Le Hezbollah a dit à Frangié qu’il « est digne de confiance, honnête et peut poursuivre ses objectifs » (de se réconcilier avec Geagea, un vieil ennemi du Hezbollah en raison de son rôle dans la guerre civile de 1975, de ses relations passées avec Israël et de ses liens directs avec les USA et l’Arabie saoudite à l’heure actuelle).

L’alliance Frangié-Geagea est une source d’inquiétude pour Bassil et pourrait redistribuer les cartes du côté chrétien une fois de plus. Sayyed Nasrallah a fait ses promesses à Aoun et n’a pas d’obligation similaire envers Bassil. La décision de nommer le président du Liban semble appartenir à l’Alliance du 8 mars et Frangié cherche le soutien des chrétiens du Mont-Liban. Il s’est joint à Geagea pour mieux repousser Bassil, manifestement avec la bénédiction du Hezbollah.

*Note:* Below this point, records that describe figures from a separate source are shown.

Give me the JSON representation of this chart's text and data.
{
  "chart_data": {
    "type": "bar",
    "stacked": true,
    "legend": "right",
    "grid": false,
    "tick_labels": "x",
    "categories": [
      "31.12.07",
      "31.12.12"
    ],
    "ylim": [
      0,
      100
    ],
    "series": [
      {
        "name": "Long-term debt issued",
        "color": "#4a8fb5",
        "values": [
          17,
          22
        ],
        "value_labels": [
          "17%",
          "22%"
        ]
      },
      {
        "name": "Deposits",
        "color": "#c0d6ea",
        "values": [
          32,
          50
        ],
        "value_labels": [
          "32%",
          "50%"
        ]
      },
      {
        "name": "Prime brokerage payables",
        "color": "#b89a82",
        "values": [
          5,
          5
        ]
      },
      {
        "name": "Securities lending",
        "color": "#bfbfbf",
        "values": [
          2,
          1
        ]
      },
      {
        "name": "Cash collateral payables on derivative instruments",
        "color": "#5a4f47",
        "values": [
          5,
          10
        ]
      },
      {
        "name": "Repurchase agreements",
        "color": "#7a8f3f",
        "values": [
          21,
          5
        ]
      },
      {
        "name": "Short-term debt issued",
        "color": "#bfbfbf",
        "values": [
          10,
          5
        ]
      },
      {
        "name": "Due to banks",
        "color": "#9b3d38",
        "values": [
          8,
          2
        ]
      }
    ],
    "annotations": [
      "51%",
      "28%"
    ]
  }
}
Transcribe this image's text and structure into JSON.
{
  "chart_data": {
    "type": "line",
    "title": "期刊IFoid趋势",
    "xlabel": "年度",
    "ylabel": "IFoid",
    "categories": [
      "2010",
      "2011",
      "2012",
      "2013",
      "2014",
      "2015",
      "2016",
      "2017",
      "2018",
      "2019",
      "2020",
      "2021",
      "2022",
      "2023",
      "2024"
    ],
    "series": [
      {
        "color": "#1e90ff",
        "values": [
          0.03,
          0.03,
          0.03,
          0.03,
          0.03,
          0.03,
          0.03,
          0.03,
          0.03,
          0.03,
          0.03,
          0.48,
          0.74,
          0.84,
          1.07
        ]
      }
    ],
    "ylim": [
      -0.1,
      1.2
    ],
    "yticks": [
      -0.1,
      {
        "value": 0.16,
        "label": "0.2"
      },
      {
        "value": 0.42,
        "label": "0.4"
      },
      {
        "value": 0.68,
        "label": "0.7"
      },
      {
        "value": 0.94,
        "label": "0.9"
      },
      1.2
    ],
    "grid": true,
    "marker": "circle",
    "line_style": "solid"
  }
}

Tout comme le Hezbollah a imposé Aoun à la présidence, il impose Frangié comme futur ministre du Travail et s’attend à ce que le président, Michel Aoun, ajoute un ministre sunnite à son cabinet actuel de façon à pouvoir terminer son mandat. Aoun et Bassil sont loin d’être les perdants dans toute cette affaire, car le prochain cabinet leur réserve les ministères de la Défense, de l’Énergie, de la Justice, de l’Industrie et des Affaires étrangères, en plus du pouvoir de choisir et nommer le chef de cabinet.

Les différences entre alliés et la course à la présidence constituent la voie que l’administration américaine compte prendre pour s’attaquer au Hezbollah, vu l’échec de leurs autres moyens et tentatives jusqu’ici.

Est-ce que cela va fonctionner? La balle est dans le camp des chrétiens libanais.